Jamais esquecerei minha querida professora do primeiro ano, Dona Teresinha Martins. Imagino que, à época, tivesse menos de 30 anos, uma bela mulher, altiva, doce, as pernas sólidas, morena. Ao terminar a aula, eu a acompanhava nas suas compras em Rivera. E ela seguia dando-me aulas, pois pedia que eu lesse os nomes das lojas e dos cartazes de propaganda ao longo da Calle Sarandi. Eram passeios memoráveis, eu toda feliz, de braços dados com minha professora.
Também fui muitas vezes, com minha mãe, visitar suas tias e tios, atravessando a cidade vizinha. Nessas ocasiões, passava por um jardim de infância e ficava encantada, olhando pela janela, vendo aqueles pequeninos, uniformizados, de avental branco e azul, com gravata de fita, desenhando, pintando, brincando, e mais de uma vez os vi examinando o que hoje percebo ser uma tela de algum pintor da Banda Oriental.

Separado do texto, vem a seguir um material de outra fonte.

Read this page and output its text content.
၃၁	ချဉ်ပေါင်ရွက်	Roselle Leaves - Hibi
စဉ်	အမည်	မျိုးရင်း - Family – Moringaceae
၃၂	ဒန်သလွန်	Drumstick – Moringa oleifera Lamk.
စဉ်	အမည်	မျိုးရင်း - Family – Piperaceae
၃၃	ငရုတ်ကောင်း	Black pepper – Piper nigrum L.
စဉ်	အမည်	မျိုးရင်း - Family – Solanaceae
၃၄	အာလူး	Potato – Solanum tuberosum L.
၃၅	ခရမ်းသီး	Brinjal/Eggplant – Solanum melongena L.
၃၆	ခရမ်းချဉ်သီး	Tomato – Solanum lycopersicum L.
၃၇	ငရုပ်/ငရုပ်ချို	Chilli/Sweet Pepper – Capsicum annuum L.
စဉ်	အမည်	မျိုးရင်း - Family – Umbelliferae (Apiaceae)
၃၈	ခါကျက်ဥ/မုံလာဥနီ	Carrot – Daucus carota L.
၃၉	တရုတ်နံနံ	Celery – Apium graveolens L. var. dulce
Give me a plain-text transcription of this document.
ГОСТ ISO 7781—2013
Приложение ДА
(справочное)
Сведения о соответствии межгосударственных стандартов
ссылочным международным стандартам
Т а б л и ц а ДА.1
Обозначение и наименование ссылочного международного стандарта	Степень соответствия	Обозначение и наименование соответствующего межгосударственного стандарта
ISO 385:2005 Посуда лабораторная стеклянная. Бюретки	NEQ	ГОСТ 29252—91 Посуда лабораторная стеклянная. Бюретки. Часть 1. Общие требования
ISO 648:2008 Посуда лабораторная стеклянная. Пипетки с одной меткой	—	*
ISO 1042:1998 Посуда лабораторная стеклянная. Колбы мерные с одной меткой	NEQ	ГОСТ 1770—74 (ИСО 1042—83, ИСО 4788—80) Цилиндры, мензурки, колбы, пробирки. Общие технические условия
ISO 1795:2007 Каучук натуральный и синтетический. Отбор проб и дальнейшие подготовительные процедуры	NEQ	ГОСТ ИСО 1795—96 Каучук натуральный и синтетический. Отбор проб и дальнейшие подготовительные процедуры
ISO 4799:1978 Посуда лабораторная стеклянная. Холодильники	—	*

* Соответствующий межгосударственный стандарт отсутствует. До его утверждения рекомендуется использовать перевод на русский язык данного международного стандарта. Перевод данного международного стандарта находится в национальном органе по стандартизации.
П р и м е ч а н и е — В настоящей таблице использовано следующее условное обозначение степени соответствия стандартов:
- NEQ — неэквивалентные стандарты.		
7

Anos depois fui à Espanha e vi, pela primeira vez, um museu sendo visitado por crianças, acompanhadas de sua professora. Deveriam ter seus sete, oito anos, todas sentados no chão, de olhos arregalados, vendo Velásquez, e tendo uma aula sobre a arte pictórica, sobre a época em que o pintor viveu etc.
Lembrei imediatamente da minha professora Teresinha, e pensei como teria sido bacana ter sido sua aluna numa cidade com um museu como o Prado.
Passados outros tantos anos, fui com Vitória, minha filha de três anos, para Barcelona, e a levei para conhecer os museus do Picasso e do Miró. Lembro bem da pequerrucha olhando as telas com figuras aparentemente bizarras do primeiro, e infantis do segundo,
sem estranhamento, encantada.
Inesquecível também a visita que fizemos ao Aquarium de Barcelona. Lembro dos olhos arregalados dela, vendo peixes de todos os tipos, cores e tamanhos, indo de um lado para o outro, sem se baterem, e ela perguntando Como é o nome desse azul?, E daquele vermelho?, E os tubarões, podem quebrar o vidro?, E se isso acontecer, o que acontece? – Mãe, que lindas as estrelas do mar, e os cavalos marinhos, e as plantas marinhas.
É mágico assistir o olhar deslumbrado das crianças descobrindo o mundo.
Considero mágico também ter o privilégio de envelhecer e, de forma entusiasmada, continuar buscando salvação por meio da arte – só ela e os afetos salvam, digo sempre, criando memórias que irão abastecer minha alma quando já não for possível trotamundear.